[219]. Vasari prescribes ‘due o tre macinate’ of white lead for mixture with the flour and nut oil for the priming of canvas. A ‘macinata’ was the amount placed at one time on the ‘macina’ or stone for grinding colours. Berger suggests ‘handfuls’ as a translation, but the amount would be small, as for careful grinding only one or two lumps of the pigment would be dealt with at one time.

[220]. The Ducal Palace, that adjoins S. Marco, is probably the building in Vasari’s mind. The Library of S. Marco, Sansovino’s masterpiece, might also be meant, as this was called sometimes the Palace of S. Marco. We must remember however that, as noticed before, ante, p. [56], this building, at the time of Vasari’s visit to Venice, was still unfinished.

[221]. On panels and canvases as used at Venice Vasari has an interesting note at the beginning of his Life of Jacopo Bellini (Opere, III, 152). This was a subject that would at once appeal to his practical mind when he visited the city. He notices incidentally that the usual woods for panels were ‘oppio’ acer campestris, maple; or ‘gattice,’ the populus alba of Horace, but that the Venetians used only fir from the Alps. (Cennini, c. 113, recommends poplar or lime or willow. Pliny, Hist. Nat., XVI, 187, speaks of larch and box, and Ilg says that northern painters generally used oak.) The Venetian preference for canvas, Vasari says, was due to the facts that it did not split nor harbour worms, was portable, and could be obtained of the size desired; this last he notes too in our text. Berger (Beiträge, IV, 29), gives the meaning of ‘Grossartigkeit’ to the word ‘grandezza’ used above by Vasari, but of course it only means material size, not ‘grandeur’ in an aesthetic sense.

[222]. See ‘Introduction’ to Architecture, § 13, ante, p. [54]. The stone is a species of slate. Slate is suitable for painting on. See Church’s Chemistry of Paints and Painting, 1890, p. 21.

[223]. Greek paintings on marble panels have come down to us from various periods of ancient art. Some early Attic specimens on tombstones are in the museums of Athens, and at Herculaneum there was found an interesting painting on marble of a group of Greek heroines playing at knuckle bones. A much earlier slab with a figure of a warrior is in the Acropolis Museum at Athens.

[224]. These chiaroscuri or monochromes are characteristic of the later Renaissance. They may either be frankly decorative, and in this form obey the rules of all other pictorial enrichment; or they may have an illusive intention, and be designed to produce the appearance on a flat wall of architectural members or sculptured or cast-bronze reliefs. In this case, when on monumental buildings and permanent, they are insincere and opposed to sound decorative principles, though on temporary structures they are quite in place. Vasari was a famous adept at the construction and adornment of such fabrics, which were in great demand for the numerous Florentine pageants and processions. See his letters, passim.
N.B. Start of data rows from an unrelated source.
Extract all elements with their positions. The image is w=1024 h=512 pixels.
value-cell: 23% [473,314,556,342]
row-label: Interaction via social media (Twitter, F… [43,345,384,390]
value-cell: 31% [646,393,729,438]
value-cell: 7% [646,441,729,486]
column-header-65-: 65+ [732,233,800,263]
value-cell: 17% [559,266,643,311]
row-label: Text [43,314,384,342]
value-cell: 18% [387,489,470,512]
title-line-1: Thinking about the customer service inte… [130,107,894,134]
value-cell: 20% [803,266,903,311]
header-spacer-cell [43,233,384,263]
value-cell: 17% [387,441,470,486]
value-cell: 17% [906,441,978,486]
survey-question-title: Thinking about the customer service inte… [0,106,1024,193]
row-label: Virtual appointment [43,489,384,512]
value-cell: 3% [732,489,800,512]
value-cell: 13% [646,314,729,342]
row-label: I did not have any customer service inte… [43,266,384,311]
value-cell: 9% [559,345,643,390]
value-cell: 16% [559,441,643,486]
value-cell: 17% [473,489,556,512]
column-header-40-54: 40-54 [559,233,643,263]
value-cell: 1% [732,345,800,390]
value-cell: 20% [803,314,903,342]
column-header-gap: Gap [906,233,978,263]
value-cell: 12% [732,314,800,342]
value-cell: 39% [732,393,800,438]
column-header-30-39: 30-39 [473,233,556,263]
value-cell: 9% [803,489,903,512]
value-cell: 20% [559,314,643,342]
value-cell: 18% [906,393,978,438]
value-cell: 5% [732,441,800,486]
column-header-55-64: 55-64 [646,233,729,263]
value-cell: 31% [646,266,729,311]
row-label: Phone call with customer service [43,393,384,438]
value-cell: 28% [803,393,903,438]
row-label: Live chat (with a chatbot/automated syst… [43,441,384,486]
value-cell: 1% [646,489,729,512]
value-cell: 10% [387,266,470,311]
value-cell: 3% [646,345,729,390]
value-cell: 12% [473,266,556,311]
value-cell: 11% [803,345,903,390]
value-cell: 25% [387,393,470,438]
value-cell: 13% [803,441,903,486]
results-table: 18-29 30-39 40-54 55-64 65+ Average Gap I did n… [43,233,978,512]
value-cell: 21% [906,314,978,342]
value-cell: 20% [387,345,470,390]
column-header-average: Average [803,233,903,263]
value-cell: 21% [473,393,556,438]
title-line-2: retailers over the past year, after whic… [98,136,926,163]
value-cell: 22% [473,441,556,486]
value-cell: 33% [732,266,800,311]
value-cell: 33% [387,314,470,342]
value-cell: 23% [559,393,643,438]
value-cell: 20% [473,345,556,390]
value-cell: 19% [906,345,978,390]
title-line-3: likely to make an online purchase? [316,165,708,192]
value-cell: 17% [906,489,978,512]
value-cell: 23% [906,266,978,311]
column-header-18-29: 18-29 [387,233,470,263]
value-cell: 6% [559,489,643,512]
[225]. There are examples of painted imitations of bronze in Michelangelo’s frescoes on the vault of the Sistine. The medallions held by the pairs of decorative figures of youths on the cornice are painted to represent reliefs in this metal. Raphael’s Stanze and Loggie also furnish instances, and there are good examples on the external façade of the Palazzo Ricci at Rome.

[226]. The clay or earth that Vasari speaks of forms the body of the ‘distemper’ or ‘gouache,’ as it would be called respectively in Britain and in France, and takes the place of the ‘whitening’ used in modern times. Baldinucci in his Vocabolario explains ‘Terra di cava o Terretta’ as ‘the earth (clay) with which vessels for the table are made, that mixed with pounded charcoal is used by painters for backgrounds and monochromes, and also for primings, and with a tempera of size for the canvases with which are painted triumphal arches, perspectives, and the like.’ It is of very fine and even texture, and Baldinucci says it was found near St. Peter’s at Rome, and also in great quantity at Monte Spertoli, thirteen miles from Florence.

[227]. This process of wetting the back of the canvas is to be noted. The chief inconvenience of the kind of work here spoken of is that it dries very quickly, and dries moreover very much lighter than when the work is wet. Hence it is an advantage to keep the ground wet as long as possible till the tints are properly fused, so that all may dry together. Wetting the back of the canvas secures this end. The technique that Vasari is describing is the same as that of the modern theatrical scene-painter, and would be called ‘distemper painting.’ The colours are mixed with whitening, or finely-ground chalk, and tempered with size. The whitening makes them opaque and gives them ‘body,’ but is also the cause of their drying light. F. Lloyds, in his Practical Guide to Scene Painting and Painting in Distemper, Lond. 1879, says (p. 42) ‘In the study of the art of distemper painting, a source of considerable embarrassment to the inexperienced eye is that the colours when wet present such a different appearance from what they do when dry.’

[228]. Does Vasari mean by ‘tempera’ yolk of egg? It has this sense with him sometimes, as in the heading of chapter VI.